In secondo luogo è inammissibile per inosservanza del requisito di cui all’art. 366 c.p.c., comma 1, n. 3, il ricorso per cassazione che pretenda di assolvere a tale requisito mediante l’assemblaggio in sequenza cronologica degli atti della causa, riprodotti in copia fotostatica, senza che ad essa faccia seguire una parte espositiva in via sommaria del fatto sostanziale e processuale, nè in via autonoma prima dell’articolazione dei motivi nè nell’ambito della loro illustrazione.

Per soddisfare il requisito imposto dall’art. 366 c.p.c., comma 1, n. 3, il ricorso per cassazione deve contenere l’esposizione chiara ed esauriente, sia pure non analitica o particolareggiata, dei fatti di causa, dalla quale devono risultare le reciproche pretese delle parti, con i presupposti di fatto e le ragioni di diritto che le giustificano, le eccezioni, le difese e le deduzioni di ciascuna parte in relazione alla posizione avversaria, lo svolgersi della vicenda processuale nelle sue articolazioni, le argomentazioni essenziali, in fatto e in diritto, su cui si fonda la sentenza impugnata e sulle quali si richiede alla Corte di cassazione, nei limiti del giudizio di legittimità, una valutazione giuridica diversa da quella asseritamene erronea, compiuta dal giudice di merito. Il principio di autosufficienza del ricorso impone che esso contenga tutti gli elementi necessari a porre il giudice di legittimità in grado di avere la completa cognizione della controversia e del suo oggetto, di cogliere il significato e la portata delle censure rivolte alle specifiche argomentazioni della sentenza impugnata, senza la necessità di accedere ad altre fonti ed atti del processo, ivi compresa la sentenza stessa (Sez. 2^, n. 7825 del 4/4/2006, Rv. 590121 – 01; in senso conforme si vedano, fra le tante, S.U. n. 26644 del 18/12/2009, Rv. 611150 – 01; Sez. 3, n. 20393 del 22/9/2009, Rv. 609346 01; Sez. 3, n. 15631 del 30/6/2010, Rv. 613742 – 01).

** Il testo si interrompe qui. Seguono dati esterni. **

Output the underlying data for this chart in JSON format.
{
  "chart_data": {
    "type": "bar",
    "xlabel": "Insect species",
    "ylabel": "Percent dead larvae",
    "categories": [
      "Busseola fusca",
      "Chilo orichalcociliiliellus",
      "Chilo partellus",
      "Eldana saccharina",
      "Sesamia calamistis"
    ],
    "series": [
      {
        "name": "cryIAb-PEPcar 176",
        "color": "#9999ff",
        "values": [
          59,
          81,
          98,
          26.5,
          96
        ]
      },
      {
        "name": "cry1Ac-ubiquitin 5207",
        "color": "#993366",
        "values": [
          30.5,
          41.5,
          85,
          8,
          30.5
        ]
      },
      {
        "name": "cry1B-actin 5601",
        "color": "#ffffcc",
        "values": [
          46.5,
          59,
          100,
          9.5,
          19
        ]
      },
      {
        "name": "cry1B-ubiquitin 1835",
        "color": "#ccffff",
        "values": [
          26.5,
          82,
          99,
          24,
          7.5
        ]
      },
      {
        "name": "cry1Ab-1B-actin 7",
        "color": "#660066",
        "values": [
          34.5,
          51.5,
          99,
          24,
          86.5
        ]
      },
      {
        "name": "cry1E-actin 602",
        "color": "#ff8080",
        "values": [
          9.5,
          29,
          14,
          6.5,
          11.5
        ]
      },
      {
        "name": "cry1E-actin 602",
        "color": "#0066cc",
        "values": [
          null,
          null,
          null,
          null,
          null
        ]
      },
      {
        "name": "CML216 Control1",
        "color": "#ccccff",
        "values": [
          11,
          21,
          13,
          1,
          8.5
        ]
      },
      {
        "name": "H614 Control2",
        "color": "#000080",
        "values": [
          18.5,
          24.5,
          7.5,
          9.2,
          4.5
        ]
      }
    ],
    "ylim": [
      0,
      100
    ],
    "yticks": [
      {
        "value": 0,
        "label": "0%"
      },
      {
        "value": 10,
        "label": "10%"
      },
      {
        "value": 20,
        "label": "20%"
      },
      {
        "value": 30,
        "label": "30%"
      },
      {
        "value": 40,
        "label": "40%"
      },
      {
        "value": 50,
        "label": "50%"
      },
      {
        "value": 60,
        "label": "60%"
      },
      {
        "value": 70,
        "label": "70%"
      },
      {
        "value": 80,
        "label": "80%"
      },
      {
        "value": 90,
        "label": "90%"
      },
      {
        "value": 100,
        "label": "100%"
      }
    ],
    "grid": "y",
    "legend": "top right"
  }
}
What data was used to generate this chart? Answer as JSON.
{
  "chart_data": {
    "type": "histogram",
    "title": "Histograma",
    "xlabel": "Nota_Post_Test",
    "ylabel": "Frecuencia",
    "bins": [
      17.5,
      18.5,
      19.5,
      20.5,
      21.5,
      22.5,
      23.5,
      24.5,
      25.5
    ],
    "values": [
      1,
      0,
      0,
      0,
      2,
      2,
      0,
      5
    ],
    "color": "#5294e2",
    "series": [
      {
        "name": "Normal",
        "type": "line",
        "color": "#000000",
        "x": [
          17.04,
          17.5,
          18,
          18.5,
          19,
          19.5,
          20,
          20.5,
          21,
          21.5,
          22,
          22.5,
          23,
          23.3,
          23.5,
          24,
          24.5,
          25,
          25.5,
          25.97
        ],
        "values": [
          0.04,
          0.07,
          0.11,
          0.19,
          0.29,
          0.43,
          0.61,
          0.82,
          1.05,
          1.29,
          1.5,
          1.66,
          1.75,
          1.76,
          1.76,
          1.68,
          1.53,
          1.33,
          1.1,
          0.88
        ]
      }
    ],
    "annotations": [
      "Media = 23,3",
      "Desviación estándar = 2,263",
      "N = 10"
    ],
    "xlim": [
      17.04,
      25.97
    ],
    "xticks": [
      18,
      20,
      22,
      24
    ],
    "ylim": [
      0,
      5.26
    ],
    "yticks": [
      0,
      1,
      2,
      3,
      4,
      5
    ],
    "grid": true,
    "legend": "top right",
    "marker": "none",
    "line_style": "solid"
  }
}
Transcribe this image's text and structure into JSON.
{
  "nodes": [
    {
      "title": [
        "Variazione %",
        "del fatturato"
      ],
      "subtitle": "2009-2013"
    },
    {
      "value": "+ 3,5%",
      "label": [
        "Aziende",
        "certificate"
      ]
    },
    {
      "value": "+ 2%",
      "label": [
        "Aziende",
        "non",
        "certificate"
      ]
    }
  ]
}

Il ricorso del F. costituisce emblematico caso d’assemblaggio documentale, privo di qualsivoglia esposizione, sia pure sintetica o anche solo essenziale. Infatti, da pag. 1 viene riprodotto l’atto di citazione in primo grado, e in sequenza ininterrotta, da pag. 4 la comparsa di costituzione in primo grado, da pag. 7 la comparsa d’intervento della R., da pag. 11 la sentenza di primo grado depositata il 6/11/2006, da pag. 4 la sentenza di primo grado depositata il 18/8/2008; da pag 29 la citazione in appello del F., da pag. 54 la sentenza d’appello e, dopo quest’ultimo documento, senza soluzione di continuità, vengono esposti i motivi di doglianza.

All’epilogo consegue la condanna del ricorrente al pagamento delle spese legali in favore della parte resistente, che si liquidano siccome in dispositivo, tenuto conto del valore e della natura della causa, nonchè delle attività svolte.

PQM

Dichiara il ricorso inammissibile e condanna il ricorrente al pagamento delle spese legali, che liquida, in favore della parte resistente, nella complessiva somma di 2.200 Euro, di cui 200 Euro per esborsi, oltre accessori di legge.

Così deciso in Roma, il 15 dicembre 2016.